Aiko’s work does not deal with diagrams; her practice is based in fabrics. Fabrics are usually directed towards an end-product such as clothes or furnishings. Therefore they function to add up to something else. A fabric rarely refers to itself simply as a fabric; moreover it usually refers to something more complex, so it is an element which is used for something.

Aiko, however, has a reverse view of fabrics. She takes the fabric and dissects it according to its own principles – the threads. Like a cartographer, she shows the inner structures of things. The chosen fabric can be considered a readymade, which she does not take to be a static entity, but rather attends to it to visualise and dissect it into constituent parts.

The different types of fabric that she uses are not diligently manufactured or the outcome of certain precise processes. Mostly, they are fabrics that are either objects of utility or simple mainstream souvenirs, such as the Gobelin- esque views of Canale Grande in Venice and fabrics that one in Germany would deridingly name: ‘Gelsenkirchener Barock’.

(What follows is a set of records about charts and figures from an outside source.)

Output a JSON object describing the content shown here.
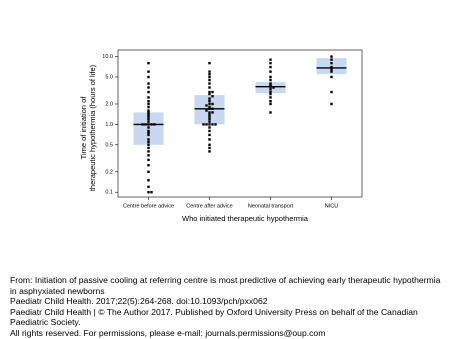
{
  "chart_data": {
    "type": "box",
    "y_label_lines": [
      "Time of initiation of",
      "therapeutic hypothermia (hours of life)"
    ],
    "x_label": "Who initiated therapeutic hypothermia",
    "categories": [
      "Centre before advice",
      "Centre after advice",
      "Neonatal transport",
      "NICU"
    ],
    "q1": [
      0.5,
      1.0,
      2.9,
      5.5
    ],
    "median": [
      1.0,
      1.7,
      3.6,
      6.8
    ],
    "q3": [
      1.5,
      2.7,
      4.2,
      9.5
    ],
    "points": [
      [
        8,
        6,
        5,
        4,
        3.5,
        3,
        2.5,
        2.2,
        2,
        1.8,
        1.6,
        1.5,
        1.4,
        1.3,
        1.2,
        1.1,
        1.0,
        1.0,
        1.0,
        1.0,
        1.0,
        0.9,
        0.8,
        0.75,
        0.7,
        0.6,
        0.55,
        0.5,
        0.45,
        0.4,
        0.35,
        0.3,
        0.25,
        0.2,
        0.15,
        0.12,
        0.1,
        0.1
      ],
      [
        8,
        6,
        5.5,
        5,
        4.5,
        4,
        3.5,
        3,
        3,
        2.8,
        2.6,
        2.4,
        2.2,
        2,
        2,
        1.9,
        1.8,
        1.7,
        1.7,
        1.6,
        1.5,
        1.5,
        1.4,
        1.3,
        1.2,
        1.1,
        1,
        1,
        1,
        1,
        1,
        0.9,
        0.8,
        0.7,
        0.6,
        0.5,
        0.45,
        0.4
      ],
      [
        9,
        8,
        7,
        6,
        5,
        4.5,
        4,
        3.8,
        3.6,
        3.5,
        3.3,
        3,
        2.8,
        2.5,
        2.2,
        2,
        1.5
      ],
      [
        10,
        9,
        8,
        7,
        6.5,
        6,
        5,
        3,
        2
      ]
    ],
    "box_color": "#c6d9f1",
    "point_color": "#000000",
    "log_y": true,
    "ylim": [
      0.085,
      12.5
    ],
    "yticks": [
      0.1,
      0.2,
      0.5,
      {
        "value": 1,
        "label": "1.0"
      },
      {
        "value": 2,
        "label": "2.0"
      },
      {
        "value": 5,
        "label": "5.0"
      },
      {
        "value": 10,
        "label": "10.0"
      }
    ]
  },
  "caption": {
    "from": "From: Initiation of passive cooling at referring centre is most predictive of achieving early therapeutic hypothermia in asphyxiated newborns",
    "citation": "Paediatr Child Health. 2017;22(5):264-268. doi:10.1093/pch/pxx062",
    "copyright": "Paediatr Child Health | © The Author 2017. Published by Oxford University Press on behalf of the Canadian Paediatric Society.",
    "rights": "All rights reserved. For permissions, please e-mail: journals.permissions@oup.com"
  }
}
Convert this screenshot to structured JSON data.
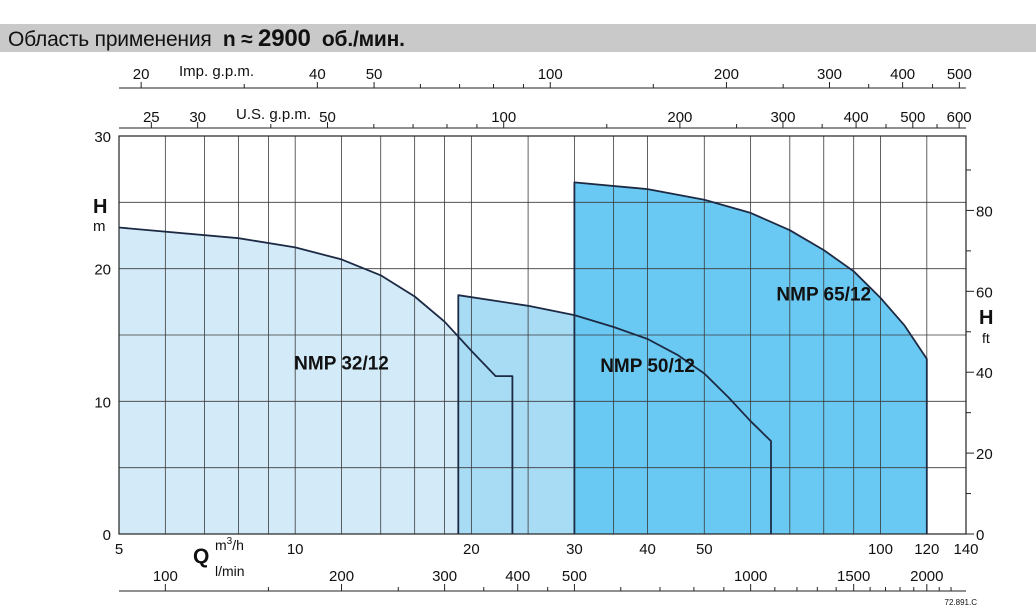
{
  "header": {
    "title": "Область применения",
    "speed_prefix": "n ≈",
    "speed_value": "2900",
    "speed_unit": "об./мин."
  },
  "chart_data": {
    "type": "area",
    "title": "Область применения n ≈ 2900 об./мин.",
    "ref_code": "72.891.C",
    "left_axis": {
      "label": "H",
      "unit": "m",
      "scale": "linear",
      "range": [
        0,
        30
      ],
      "ticks": [
        0,
        10,
        20,
        30
      ]
    },
    "right_axis": {
      "label": "H",
      "unit": "ft",
      "scale": "linear",
      "range": [
        0,
        98.4
      ],
      "ticks": [
        0,
        20,
        40,
        60,
        80
      ]
    },
    "bottom_axis": {
      "label": "Q",
      "unit": "m³/h",
      "scale": "log",
      "range": [
        5,
        140
      ],
      "ticks": [
        5,
        10,
        20,
        30,
        40,
        50,
        100,
        120,
        140
      ],
      "gridlines": [
        5,
        6,
        7,
        8,
        9,
        10,
        12,
        14,
        16,
        18,
        20,
        25,
        30,
        35,
        40,
        50,
        60,
        70,
        80,
        90,
        100,
        120,
        140
      ]
    },
    "lmin_axis": {
      "unit": "l/min",
      "ticks": [
        100,
        200,
        300,
        400,
        500,
        1000,
        1500,
        2000
      ],
      "minor_ticks": [
        150,
        250,
        350,
        450,
        600,
        700,
        800,
        900,
        1100,
        1200,
        1300,
        1400,
        1600,
        1700,
        1800,
        1900,
        2100,
        2200
      ]
    },
    "us_gpm_axis": {
      "label": "U.S. g.p.m.",
      "ticks": [
        25,
        30,
        50,
        100,
        200,
        300,
        400,
        500,
        600
      ],
      "minor_ticks": [
        40,
        60,
        70,
        80,
        90,
        150,
        250,
        350,
        450,
        550
      ]
    },
    "imp_gpm_axis": {
      "label": "Imp. g.p.m.",
      "ticks": [
        20,
        40,
        50,
        100,
        200,
        300,
        400,
        500
      ],
      "minor_ticks": [
        30,
        60,
        70,
        80,
        90,
        150,
        250,
        350,
        450
      ]
    },
    "series": [
      {
        "name": "NMP 32/12",
        "color": "#d3ebf8",
        "curve": [
          [
            5,
            23.1
          ],
          [
            8,
            22.3
          ],
          [
            10,
            21.6
          ],
          [
            12,
            20.7
          ],
          [
            14,
            19.5
          ],
          [
            16,
            17.9
          ],
          [
            18,
            16.0
          ],
          [
            20,
            13.8
          ],
          [
            22,
            11.9
          ],
          [
            23.5,
            11.9
          ]
        ]
      },
      {
        "name": "NMP 50/12",
        "color": "#a8dcf5",
        "curve": [
          [
            19,
            18.0
          ],
          [
            25,
            17.2
          ],
          [
            30,
            16.5
          ],
          [
            35,
            15.6
          ],
          [
            40,
            14.7
          ],
          [
            45,
            13.5
          ],
          [
            50,
            12.1
          ],
          [
            55,
            10.3
          ],
          [
            60,
            8.5
          ],
          [
            65,
            7.0
          ]
        ]
      },
      {
        "name": "NMP 65/12",
        "color": "#6ac9f2",
        "curve": [
          [
            30,
            26.5
          ],
          [
            40,
            26.0
          ],
          [
            50,
            25.2
          ],
          [
            60,
            24.2
          ],
          [
            70,
            22.9
          ],
          [
            80,
            21.4
          ],
          [
            90,
            19.8
          ],
          [
            100,
            17.8
          ],
          [
            110,
            15.7
          ],
          [
            120,
            13.2
          ]
        ]
      }
    ]
  }
}
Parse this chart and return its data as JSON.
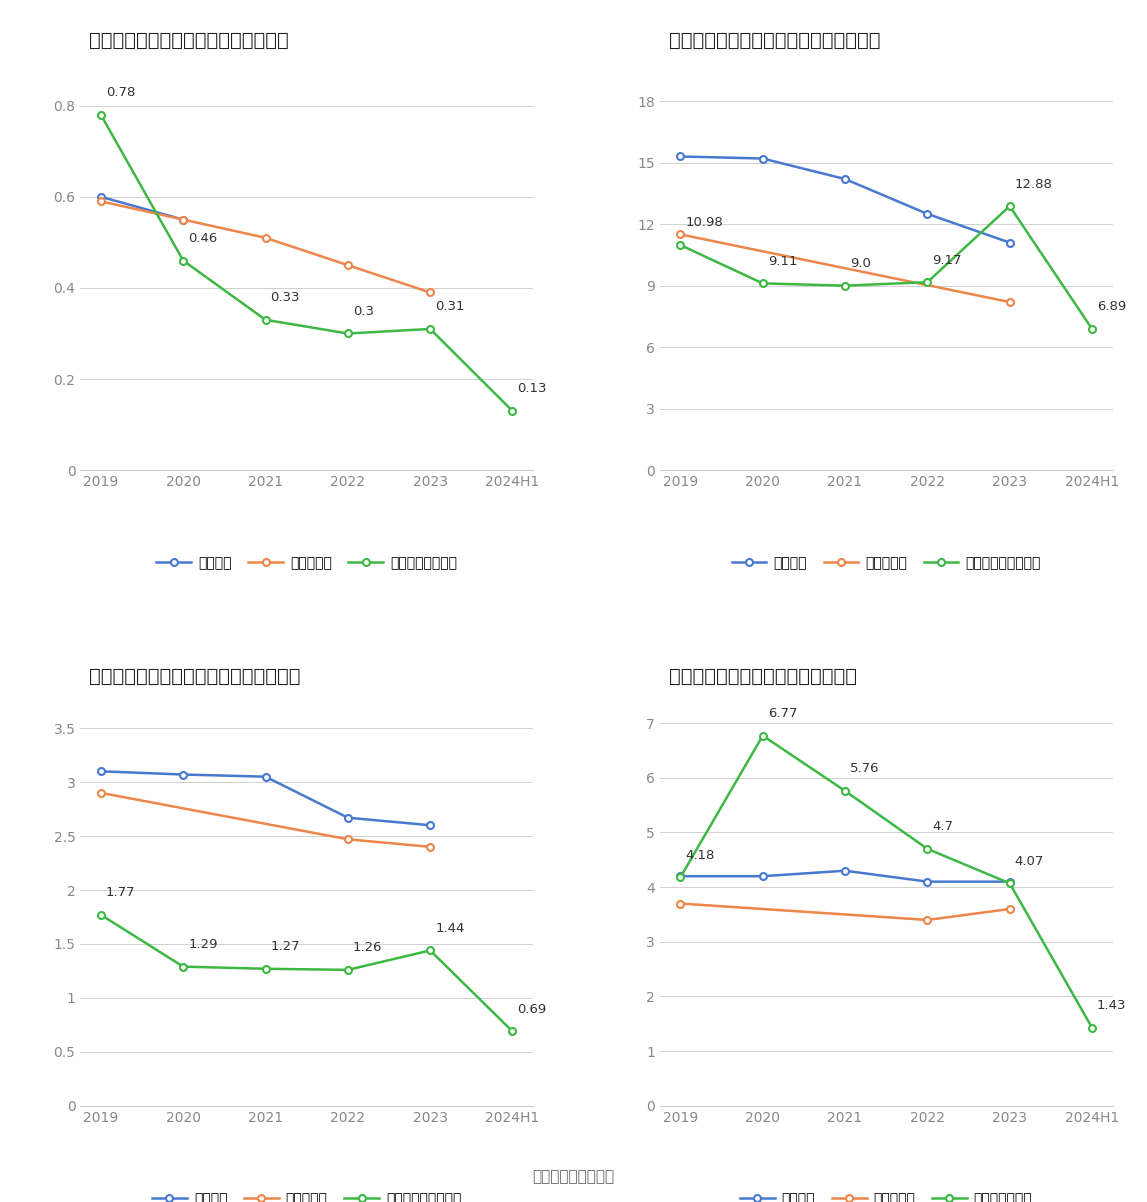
{
  "x_labels": [
    "2019",
    "2020",
    "2021",
    "2022",
    "2023",
    "2024H1"
  ],
  "charts": [
    {
      "title": "恒拓开源历年总资产周转率情况（次）",
      "legend_company": "公司总资产周转率",
      "legend_industry_mean": "行业均值",
      "legend_industry_median": "行业中位数",
      "company": [
        0.78,
        0.46,
        0.33,
        0.3,
        0.31,
        0.13
      ],
      "industry_mean": [
        0.6,
        0.55,
        null,
        null,
        null,
        null
      ],
      "industry_median": [
        0.59,
        0.55,
        0.51,
        0.45,
        0.39,
        null
      ],
      "ylim": [
        0,
        0.9
      ],
      "yticks": [
        0,
        0.2,
        0.4,
        0.6,
        0.8
      ]
    },
    {
      "title": "恒拓开源历年固定资产周转率情况（次）",
      "legend_company": "公司固定资产周转率",
      "legend_industry_mean": "行业均值",
      "legend_industry_median": "行业中位数",
      "company": [
        10.98,
        9.11,
        9.0,
        9.17,
        12.88,
        6.89
      ],
      "industry_mean": [
        15.3,
        15.2,
        14.2,
        12.5,
        11.1,
        null
      ],
      "industry_median": [
        11.5,
        null,
        null,
        null,
        8.2,
        null
      ],
      "ylim": [
        0,
        20
      ],
      "yticks": [
        0,
        3,
        6,
        9,
        12,
        15,
        18
      ]
    },
    {
      "title": "恒拓开源历年应收账款周转率情况（次）",
      "legend_company": "公司应收账款周转率",
      "legend_industry_mean": "行业均值",
      "legend_industry_median": "行业中位数",
      "company": [
        1.77,
        1.29,
        1.27,
        1.26,
        1.44,
        0.69
      ],
      "industry_mean": [
        3.1,
        3.07,
        3.05,
        2.67,
        2.6,
        null
      ],
      "industry_median": [
        2.9,
        null,
        null,
        2.47,
        2.4,
        null
      ],
      "ylim": [
        0,
        3.8
      ],
      "yticks": [
        0,
        0.5,
        1,
        1.5,
        2,
        2.5,
        3,
        3.5
      ]
    },
    {
      "title": "恒拓开源历年存货周转率情况（次）",
      "legend_company": "公司存货周转率",
      "legend_industry_mean": "行业均值",
      "legend_industry_median": "行业中位数",
      "company": [
        4.18,
        6.77,
        5.76,
        4.7,
        4.07,
        1.43
      ],
      "industry_mean": [
        4.2,
        4.2,
        4.3,
        4.1,
        4.1,
        null
      ],
      "industry_median": [
        3.7,
        null,
        null,
        3.4,
        3.6,
        null
      ],
      "ylim": [
        0,
        7.5
      ],
      "yticks": [
        0,
        1,
        2,
        3,
        4,
        5,
        6,
        7
      ]
    }
  ],
  "company_color": "#3cb843",
  "industry_mean_color": "#4878d0",
  "industry_median_color": "#ee854a",
  "line_width": 1.8,
  "marker_size": 5,
  "bg_color": "#ffffff",
  "grid_color": "#d0d0d0",
  "title_fontsize": 14,
  "legend_fontsize": 10,
  "tick_fontsize": 10,
  "annotation_fontsize": 9.5,
  "footer": "数据来源：恒生聚源"
}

Aiko unravels threads or extracts certain coloured threads from the fabric, so that the designs or the woven motifs fade out into a blurred image of what they originally depicted. The outcome of the unravelling process shows something that is usually invisible, since the threads only gain in importance once they come together, to constitute fabric with its different motifs or images.

By unravelling the thread by hand, Aiko applies an arduous and painstaking method that is far from the actual process of the industrial production from which the fabric originated. The discrepancy between Aiko’s work with her hands, and the machine-produced fabric is taken one step further: in some of her works she reconnects the threads again by re-using them for her own stitching. This is a very poetic transformation in a way, to re-engage material, which evolved originally from an industrial work and to make a new piece of work from it.

She once told me that she wanted to show what one cannot see. Therefore she works with fabric as opposed to making paintings, because it has the quality of being able to be opened up and reveal its constituting layers. By re- using fabrics, Aiko engages with the meaning of fabric itself, its cultural heritage, its designs, the origin of motifs and the globalised market of industrial productions.

Over time, intercultural transfer has led to the exchange of motifs, so that no design pattern of fabric is original in terms of a country of origin. This is even more pronounced in times when Western culture seems to be viewed as being state-of-the-art.

Therefore the fabric that Aiko uses could be seen to symbolise the constituent parts of where a traditional motif or a design comes from and the act of unravelling those bonds as an attempt to show the compositions that our cultures consist of in its fragments.

Returning to the maps and schemes, one cannot deny that the underside of an embroidery appears very much like a map or a scheme. Similarly, making invisible structures visible are functions that these types of plans also have. While the deconstruction of its intended appearance is in one way a careless or destructive act, the thoughtful unravelling and re-enaging of the threads in Aiko’s work could not be more mindful.